Dan kepala Badan Karantina Pertanian Kementan  yaitu Bambang telah mendata jumlah hewan ternak terdampak PMK per tanggal 22 Mei 2022 mencapai 5,45 juta ekor atau angka tersebut mencapai 39,4% dari total hewan ternak nasional di akhir tahun 2021.

Pada saat Webinar Bambang mengatakan "Data ini adalah termasuk daerah -daerah yang terduga ,yang masih dalam penlitian apakah sudah positif atau belum ,jangan terlalu panik "

Awalnya pemerintah hanya menetapkan dua provinsi sebagai yang terkena wabah PMK yaitu daerah istimewah Aceh dan Jawa Timur , dari data Kementan Pert tanggal 22 mei 2022 ,jumlah yang terkena wabah PMK di Aceh yaitu 315.612 ekor atau 55,66% dari hewan ternak provinsi itu,sementar jumlah hewan yang terkena wabah PMK di Jawa Timur yaitu  ada 18 Kabupaten dan populasi hewan yang terkena mencapai 2,56 juta ekor atau 48,82% dari total ternak yang ada di provinsi Jawa Timur.
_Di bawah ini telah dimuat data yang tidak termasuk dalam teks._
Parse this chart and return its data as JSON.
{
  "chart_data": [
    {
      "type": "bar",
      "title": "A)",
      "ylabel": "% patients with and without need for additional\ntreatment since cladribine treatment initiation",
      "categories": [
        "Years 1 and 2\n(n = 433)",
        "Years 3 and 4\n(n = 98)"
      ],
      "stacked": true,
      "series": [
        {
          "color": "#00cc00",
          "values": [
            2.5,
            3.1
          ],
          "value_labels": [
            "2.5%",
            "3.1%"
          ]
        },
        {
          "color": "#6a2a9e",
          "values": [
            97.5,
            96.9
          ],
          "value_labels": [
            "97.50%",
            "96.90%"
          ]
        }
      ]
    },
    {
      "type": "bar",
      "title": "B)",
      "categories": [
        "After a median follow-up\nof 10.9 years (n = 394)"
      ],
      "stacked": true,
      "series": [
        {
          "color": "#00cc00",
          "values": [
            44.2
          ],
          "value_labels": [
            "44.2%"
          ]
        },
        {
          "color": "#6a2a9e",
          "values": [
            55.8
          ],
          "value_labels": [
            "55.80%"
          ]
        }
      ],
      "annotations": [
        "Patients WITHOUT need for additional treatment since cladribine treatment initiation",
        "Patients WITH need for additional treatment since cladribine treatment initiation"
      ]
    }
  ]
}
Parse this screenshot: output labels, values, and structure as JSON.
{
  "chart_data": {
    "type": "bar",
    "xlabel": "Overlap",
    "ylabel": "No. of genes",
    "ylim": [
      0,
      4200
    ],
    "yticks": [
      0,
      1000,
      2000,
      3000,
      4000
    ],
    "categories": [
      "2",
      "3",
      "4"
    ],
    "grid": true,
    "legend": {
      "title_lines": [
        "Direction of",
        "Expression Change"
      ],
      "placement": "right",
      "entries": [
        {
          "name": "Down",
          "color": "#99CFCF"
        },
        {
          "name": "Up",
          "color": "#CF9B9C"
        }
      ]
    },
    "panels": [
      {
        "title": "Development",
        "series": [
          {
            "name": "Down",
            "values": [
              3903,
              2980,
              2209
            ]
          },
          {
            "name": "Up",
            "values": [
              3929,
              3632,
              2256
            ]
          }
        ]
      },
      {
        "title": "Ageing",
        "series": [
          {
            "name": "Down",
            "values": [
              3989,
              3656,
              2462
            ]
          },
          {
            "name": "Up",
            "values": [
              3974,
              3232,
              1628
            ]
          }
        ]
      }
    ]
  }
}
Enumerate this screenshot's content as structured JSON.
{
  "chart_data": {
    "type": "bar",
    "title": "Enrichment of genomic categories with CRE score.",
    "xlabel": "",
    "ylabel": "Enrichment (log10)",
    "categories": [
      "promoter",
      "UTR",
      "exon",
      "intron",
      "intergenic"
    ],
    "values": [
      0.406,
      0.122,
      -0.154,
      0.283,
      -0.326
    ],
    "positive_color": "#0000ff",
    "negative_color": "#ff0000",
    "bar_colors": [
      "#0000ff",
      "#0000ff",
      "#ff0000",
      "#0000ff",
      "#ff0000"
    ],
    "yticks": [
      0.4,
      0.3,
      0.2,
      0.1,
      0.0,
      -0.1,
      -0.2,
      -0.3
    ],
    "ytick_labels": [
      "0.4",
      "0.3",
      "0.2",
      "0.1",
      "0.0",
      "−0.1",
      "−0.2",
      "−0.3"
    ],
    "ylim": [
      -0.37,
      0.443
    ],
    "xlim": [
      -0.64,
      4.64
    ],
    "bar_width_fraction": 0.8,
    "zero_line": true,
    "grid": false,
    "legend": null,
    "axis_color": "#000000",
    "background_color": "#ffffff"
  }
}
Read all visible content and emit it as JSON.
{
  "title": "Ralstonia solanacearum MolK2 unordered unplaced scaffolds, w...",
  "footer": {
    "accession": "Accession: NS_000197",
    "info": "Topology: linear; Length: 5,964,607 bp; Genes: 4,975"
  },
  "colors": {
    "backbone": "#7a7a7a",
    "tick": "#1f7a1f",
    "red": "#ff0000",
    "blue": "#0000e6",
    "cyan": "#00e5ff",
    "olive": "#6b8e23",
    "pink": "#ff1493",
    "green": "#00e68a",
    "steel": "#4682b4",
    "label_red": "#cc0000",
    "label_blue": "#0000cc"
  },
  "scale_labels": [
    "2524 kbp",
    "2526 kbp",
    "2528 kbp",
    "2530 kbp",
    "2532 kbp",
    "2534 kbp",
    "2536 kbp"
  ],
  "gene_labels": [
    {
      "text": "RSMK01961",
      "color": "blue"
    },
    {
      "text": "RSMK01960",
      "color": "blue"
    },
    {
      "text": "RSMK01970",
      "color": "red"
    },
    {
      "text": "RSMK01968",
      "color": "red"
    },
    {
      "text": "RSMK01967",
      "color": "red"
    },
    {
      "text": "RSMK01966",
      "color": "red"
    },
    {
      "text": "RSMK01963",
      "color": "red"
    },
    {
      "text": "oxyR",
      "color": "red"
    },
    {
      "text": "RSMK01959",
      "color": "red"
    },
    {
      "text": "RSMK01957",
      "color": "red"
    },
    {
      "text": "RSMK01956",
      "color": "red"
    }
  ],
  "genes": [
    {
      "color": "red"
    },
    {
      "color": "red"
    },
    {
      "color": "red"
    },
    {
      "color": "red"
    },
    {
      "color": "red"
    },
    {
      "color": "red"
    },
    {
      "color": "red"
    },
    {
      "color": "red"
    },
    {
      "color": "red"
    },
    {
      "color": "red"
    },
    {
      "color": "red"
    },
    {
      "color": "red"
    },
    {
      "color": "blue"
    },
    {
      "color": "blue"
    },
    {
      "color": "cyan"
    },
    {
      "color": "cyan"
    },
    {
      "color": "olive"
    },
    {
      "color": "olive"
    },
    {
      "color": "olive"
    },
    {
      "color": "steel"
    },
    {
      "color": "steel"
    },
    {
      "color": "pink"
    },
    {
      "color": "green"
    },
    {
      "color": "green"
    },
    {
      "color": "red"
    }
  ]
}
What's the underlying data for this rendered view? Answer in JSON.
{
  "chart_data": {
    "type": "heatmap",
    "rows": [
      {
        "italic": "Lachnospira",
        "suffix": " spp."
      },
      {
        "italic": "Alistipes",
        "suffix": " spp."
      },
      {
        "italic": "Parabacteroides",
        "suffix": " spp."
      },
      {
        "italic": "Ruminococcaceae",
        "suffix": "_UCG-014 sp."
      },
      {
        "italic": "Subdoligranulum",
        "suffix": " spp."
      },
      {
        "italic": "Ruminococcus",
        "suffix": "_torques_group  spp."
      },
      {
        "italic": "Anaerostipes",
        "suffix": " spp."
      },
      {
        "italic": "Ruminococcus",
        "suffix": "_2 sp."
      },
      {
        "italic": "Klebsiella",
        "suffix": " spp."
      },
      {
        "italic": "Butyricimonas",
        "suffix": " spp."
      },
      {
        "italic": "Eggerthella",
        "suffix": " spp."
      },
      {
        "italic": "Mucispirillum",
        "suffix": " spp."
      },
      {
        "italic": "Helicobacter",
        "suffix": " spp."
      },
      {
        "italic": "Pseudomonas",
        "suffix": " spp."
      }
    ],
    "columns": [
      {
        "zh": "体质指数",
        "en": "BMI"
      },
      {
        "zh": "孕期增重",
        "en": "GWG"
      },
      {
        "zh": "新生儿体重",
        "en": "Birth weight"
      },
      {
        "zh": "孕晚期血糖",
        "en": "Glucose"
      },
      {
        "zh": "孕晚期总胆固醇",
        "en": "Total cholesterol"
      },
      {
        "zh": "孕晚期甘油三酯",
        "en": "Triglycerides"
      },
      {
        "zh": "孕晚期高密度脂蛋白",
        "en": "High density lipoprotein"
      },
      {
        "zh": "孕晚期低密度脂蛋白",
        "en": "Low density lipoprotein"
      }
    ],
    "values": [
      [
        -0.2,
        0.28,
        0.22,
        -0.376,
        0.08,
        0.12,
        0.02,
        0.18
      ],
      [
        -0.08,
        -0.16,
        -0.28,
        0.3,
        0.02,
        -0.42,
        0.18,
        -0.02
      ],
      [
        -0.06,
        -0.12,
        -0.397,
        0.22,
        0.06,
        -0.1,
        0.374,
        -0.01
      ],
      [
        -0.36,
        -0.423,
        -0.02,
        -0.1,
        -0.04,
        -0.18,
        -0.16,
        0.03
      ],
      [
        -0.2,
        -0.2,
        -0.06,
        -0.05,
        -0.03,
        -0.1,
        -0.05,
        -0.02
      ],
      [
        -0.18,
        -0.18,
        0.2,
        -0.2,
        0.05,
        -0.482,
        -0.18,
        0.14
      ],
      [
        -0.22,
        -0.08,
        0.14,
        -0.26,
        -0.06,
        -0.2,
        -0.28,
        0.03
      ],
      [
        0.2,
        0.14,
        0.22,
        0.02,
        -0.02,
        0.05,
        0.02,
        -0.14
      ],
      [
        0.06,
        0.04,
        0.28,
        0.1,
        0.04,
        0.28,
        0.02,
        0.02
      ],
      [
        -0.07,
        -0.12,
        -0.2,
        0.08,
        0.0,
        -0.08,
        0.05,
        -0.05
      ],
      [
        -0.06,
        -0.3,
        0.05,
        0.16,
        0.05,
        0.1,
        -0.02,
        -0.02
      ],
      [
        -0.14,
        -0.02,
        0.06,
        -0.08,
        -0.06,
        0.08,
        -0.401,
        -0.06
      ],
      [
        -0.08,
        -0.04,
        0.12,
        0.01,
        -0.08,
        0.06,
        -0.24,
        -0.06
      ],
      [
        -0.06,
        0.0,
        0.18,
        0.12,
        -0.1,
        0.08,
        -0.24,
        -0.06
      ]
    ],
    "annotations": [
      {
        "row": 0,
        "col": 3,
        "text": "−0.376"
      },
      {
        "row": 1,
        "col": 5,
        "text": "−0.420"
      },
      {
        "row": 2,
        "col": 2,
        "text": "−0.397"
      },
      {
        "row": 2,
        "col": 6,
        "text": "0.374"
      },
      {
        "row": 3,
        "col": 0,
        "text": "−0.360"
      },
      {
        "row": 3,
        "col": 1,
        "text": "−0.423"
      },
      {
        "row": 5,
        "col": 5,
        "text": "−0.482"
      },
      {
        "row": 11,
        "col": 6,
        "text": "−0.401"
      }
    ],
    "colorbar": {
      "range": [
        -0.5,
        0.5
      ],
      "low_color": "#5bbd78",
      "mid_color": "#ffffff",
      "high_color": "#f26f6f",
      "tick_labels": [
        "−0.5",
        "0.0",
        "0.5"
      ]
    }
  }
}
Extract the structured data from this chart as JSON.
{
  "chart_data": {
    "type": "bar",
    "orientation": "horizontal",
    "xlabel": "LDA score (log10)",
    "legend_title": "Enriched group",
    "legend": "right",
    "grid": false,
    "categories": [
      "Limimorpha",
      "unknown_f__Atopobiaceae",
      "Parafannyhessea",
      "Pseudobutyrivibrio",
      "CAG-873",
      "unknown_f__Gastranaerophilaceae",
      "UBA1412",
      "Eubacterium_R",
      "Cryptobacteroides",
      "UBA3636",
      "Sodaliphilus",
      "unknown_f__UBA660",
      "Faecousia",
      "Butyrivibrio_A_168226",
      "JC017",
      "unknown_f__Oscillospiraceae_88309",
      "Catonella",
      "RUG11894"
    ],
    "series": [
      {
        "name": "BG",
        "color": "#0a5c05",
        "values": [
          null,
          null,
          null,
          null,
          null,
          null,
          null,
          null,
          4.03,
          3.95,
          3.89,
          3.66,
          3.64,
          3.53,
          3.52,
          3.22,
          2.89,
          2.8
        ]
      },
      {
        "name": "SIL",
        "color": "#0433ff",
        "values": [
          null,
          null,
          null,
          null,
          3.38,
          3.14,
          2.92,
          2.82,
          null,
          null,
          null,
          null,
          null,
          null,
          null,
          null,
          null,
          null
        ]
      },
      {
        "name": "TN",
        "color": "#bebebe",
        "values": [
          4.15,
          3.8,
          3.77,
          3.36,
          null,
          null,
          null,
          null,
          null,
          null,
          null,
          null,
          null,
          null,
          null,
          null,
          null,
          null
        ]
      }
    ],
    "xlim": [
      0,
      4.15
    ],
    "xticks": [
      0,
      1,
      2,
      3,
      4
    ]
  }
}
Dari Kepala Bidang Kesehatan Hewan Dinas Peternakan Pemerintah Provinsi (Pemprov) Jawa Timur Iswahyadu mengatakan ada 10,3 juta ekor pasokan untuk hewan kurban  untuk persiapan Idul Adha 2022,namun demikian daerah sekitar masih sedang menung dari persetujuan prosedur operasi standart (SOP) dari pemerintah.

Kata Iswahyudi mengatakan ,Pemprov Jatim sudah menyiapkan 16 SOP terkait lalu lintas hewan ternak dari empat daerah  ternak,kan tetapi hewan ternak  yang berada di daerah yang terjangkit wabha (PMK) dipastikan tidak dapat dipindahkan ke daerah atau tempat lain.

Menurut Iswahyudi SOP tersebut akan di keluarkan pada hari 27 mei 2022 atau hari ini dan Iswahyudi menyatakan akan mengundang pemangku kepentingan industri peternakan untuk dapat mensosialisasikan SOP tesbut.